Take VAT - or, where tax justice goes horribly wrong

A new "UK Uncut-esque" action group, calling itself Take VAT, has recently emerged. Where UK Uncut directs its action at tax dodgers, Take VAT has issue with the recent increase in VAT to 20%. However, almost immediately, it has taken entirely the wrong approach.

On Saturday, protesters from the group invaded Heathrow Airport, where they "ran around Terminal 3 ... ‘confiscating items’ such as luggage trolleys and toilet roll." In the first instance, this action was quite simply ridiculous, and the only impression it would have given to onlookers is that of a small bunch of students causing havoc. But it also shows that they have no idea how VAT works.

Take this quote from a spokesperson;
It is simply unfair that aviation pays no VAT. Why should one of the dirtiest and noisiest industries in the world get away scot-free when ordinary people are charged VAT on basic necessities like toilet rolls?
In the Guardian on Thursday, they further claimed that "the biggest companies are getting away with paying nothing" in VAT, and that "that avoidance is costing the public millions." This is simply wrong. It's true that there is more than a measure of unfairness about the tax, but that cannot be addressed by asking that more companies have to pay it.

Value added tax is paid by consumers, not retaillers. Occasionally, shops will offer customers a "VAT holiday," where they absorb the cost of budget increases themselves. But this is a short term gimmick, and ultimately all such increases are absorbed into the price paid by shoppers.

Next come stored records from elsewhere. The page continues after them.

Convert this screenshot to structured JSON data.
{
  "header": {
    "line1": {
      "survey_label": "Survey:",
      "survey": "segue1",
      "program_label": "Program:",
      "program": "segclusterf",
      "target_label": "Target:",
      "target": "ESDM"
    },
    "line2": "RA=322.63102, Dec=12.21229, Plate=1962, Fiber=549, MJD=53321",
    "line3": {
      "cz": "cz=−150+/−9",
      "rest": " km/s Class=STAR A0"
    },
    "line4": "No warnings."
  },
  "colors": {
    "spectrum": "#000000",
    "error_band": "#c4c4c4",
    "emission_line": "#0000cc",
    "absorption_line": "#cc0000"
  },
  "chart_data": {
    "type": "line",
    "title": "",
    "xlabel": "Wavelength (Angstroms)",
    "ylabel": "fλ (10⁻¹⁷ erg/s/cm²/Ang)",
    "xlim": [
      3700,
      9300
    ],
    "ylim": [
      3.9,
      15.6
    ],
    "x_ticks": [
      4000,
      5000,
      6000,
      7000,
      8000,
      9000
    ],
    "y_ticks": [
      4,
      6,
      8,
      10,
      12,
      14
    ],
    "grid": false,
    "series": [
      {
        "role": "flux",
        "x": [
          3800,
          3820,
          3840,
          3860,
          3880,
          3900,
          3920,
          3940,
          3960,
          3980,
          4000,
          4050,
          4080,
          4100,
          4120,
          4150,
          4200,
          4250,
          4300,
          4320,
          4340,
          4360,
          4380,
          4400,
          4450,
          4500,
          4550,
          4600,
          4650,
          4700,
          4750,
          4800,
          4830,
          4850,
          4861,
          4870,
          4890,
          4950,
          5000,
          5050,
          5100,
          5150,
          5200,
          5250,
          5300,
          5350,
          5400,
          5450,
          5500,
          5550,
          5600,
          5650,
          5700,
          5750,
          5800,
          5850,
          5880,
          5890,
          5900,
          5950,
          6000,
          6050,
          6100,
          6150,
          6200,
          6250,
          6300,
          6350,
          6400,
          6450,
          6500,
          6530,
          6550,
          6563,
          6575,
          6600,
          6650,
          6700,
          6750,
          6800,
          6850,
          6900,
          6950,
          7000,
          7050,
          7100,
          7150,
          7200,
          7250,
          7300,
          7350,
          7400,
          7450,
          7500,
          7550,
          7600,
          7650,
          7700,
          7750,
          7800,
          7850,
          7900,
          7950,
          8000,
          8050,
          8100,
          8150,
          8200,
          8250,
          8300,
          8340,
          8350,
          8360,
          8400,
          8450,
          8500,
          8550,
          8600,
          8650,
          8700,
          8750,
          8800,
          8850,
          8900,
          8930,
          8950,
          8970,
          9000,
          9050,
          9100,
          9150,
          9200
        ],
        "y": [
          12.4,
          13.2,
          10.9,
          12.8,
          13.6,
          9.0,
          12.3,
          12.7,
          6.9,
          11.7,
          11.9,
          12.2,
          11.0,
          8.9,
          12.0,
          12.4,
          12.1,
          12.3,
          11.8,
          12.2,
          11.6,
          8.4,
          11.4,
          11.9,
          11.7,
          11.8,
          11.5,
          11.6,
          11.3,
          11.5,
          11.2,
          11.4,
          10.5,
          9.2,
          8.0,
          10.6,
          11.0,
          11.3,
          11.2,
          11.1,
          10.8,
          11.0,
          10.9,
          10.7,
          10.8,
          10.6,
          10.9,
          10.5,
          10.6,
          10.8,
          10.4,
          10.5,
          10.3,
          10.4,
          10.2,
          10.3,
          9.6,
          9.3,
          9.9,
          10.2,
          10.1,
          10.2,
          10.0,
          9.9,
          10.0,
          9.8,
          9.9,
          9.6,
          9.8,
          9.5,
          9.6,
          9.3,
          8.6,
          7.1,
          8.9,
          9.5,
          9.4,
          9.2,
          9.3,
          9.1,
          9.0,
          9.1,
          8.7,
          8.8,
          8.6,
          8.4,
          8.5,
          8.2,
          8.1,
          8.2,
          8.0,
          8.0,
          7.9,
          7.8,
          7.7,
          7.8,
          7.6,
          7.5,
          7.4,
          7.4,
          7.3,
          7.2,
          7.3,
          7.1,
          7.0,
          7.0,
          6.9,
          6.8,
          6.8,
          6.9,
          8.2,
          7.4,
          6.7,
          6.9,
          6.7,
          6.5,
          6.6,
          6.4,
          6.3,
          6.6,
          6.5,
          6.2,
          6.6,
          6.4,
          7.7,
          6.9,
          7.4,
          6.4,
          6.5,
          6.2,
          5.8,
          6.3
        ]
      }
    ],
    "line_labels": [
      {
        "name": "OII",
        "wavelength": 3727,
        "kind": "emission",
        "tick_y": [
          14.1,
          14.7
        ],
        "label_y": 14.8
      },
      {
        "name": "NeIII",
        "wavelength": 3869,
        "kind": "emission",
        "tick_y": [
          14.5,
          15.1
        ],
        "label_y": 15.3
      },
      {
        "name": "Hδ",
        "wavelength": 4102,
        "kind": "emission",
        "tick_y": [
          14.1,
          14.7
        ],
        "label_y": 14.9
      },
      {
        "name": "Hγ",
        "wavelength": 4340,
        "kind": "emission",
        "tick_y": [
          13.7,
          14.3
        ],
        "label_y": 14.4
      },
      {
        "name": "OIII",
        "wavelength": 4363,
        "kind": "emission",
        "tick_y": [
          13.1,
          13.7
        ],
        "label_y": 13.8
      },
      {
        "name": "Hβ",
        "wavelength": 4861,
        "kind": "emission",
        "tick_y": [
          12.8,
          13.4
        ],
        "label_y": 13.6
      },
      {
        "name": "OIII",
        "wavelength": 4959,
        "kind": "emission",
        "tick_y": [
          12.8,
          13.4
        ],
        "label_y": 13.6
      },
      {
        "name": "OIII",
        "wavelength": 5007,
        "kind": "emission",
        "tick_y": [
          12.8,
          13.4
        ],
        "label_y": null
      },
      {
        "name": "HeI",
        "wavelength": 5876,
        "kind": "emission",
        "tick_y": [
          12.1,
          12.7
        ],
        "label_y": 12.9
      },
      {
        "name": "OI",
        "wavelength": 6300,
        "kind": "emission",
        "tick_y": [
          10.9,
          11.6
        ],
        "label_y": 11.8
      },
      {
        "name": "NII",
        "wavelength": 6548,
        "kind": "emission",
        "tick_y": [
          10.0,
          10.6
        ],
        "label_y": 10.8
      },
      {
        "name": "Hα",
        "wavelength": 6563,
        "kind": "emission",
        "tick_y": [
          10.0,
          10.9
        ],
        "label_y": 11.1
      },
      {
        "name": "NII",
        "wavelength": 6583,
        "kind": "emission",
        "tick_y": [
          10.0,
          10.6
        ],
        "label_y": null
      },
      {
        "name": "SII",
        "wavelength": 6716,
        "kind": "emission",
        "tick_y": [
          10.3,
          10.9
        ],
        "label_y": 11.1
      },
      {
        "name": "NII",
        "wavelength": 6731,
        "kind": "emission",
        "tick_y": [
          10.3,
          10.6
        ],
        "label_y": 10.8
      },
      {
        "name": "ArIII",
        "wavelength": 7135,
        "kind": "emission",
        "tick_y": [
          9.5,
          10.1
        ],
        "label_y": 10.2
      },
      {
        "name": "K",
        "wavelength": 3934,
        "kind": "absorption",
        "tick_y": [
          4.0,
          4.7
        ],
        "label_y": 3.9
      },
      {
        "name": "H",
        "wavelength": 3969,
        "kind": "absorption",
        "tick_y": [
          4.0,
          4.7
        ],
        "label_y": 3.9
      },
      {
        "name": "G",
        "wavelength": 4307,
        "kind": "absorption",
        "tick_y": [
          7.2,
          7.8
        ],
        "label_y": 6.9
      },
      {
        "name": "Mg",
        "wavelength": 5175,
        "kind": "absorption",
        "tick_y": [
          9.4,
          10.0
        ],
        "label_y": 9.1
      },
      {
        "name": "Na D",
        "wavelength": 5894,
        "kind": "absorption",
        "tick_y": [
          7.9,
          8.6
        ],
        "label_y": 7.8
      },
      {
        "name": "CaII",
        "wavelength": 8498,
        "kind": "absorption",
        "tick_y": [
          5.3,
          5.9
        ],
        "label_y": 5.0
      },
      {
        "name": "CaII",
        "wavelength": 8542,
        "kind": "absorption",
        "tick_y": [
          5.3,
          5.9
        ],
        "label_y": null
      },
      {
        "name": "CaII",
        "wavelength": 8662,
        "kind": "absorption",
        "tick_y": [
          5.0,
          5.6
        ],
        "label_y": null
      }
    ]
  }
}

So, if we demand that the aviation industry pays the tax, we are actually demanding that the ordinary people who use its services do. If we complain about HMV and Tesco exploiting a legal loophole to sell CDs and DVDs cheaper, we are complaining about working class people having those goods at a lower price. And all the while the fundamental issue - that VAT has risen to 20% as part of a broader rise in the cost of living which makes it harder for all of us to get by - goes unchallenged.

Even PCS, whose Tax Justice campaign inspired UK Uncut and the message that "there is an alternative" to public sector cuts, states that Tax Justice "mean[s] higher income tax rates for the richest and cutting regressive taxes like VAT and council tax."

PCS argue that closing the £120bn "tax gap," between the taxes due and those collected, would save far more money than the present austerity measures. They argue for investment in jobs over cuts, and for scrapping real waste such as the Trident nuclear missile programme and the war in Afghanistan, which together cost around £4.1bn every year.

On the other hand, all that Take VAT are arguing for - perhaps inadvertently - is the cost of the VAT increase (which goes hand-in-hand with public service cuts) to be borne by ordinary people. Not only is this an argument the public won't sympathise with, it is one that shouldn't be made.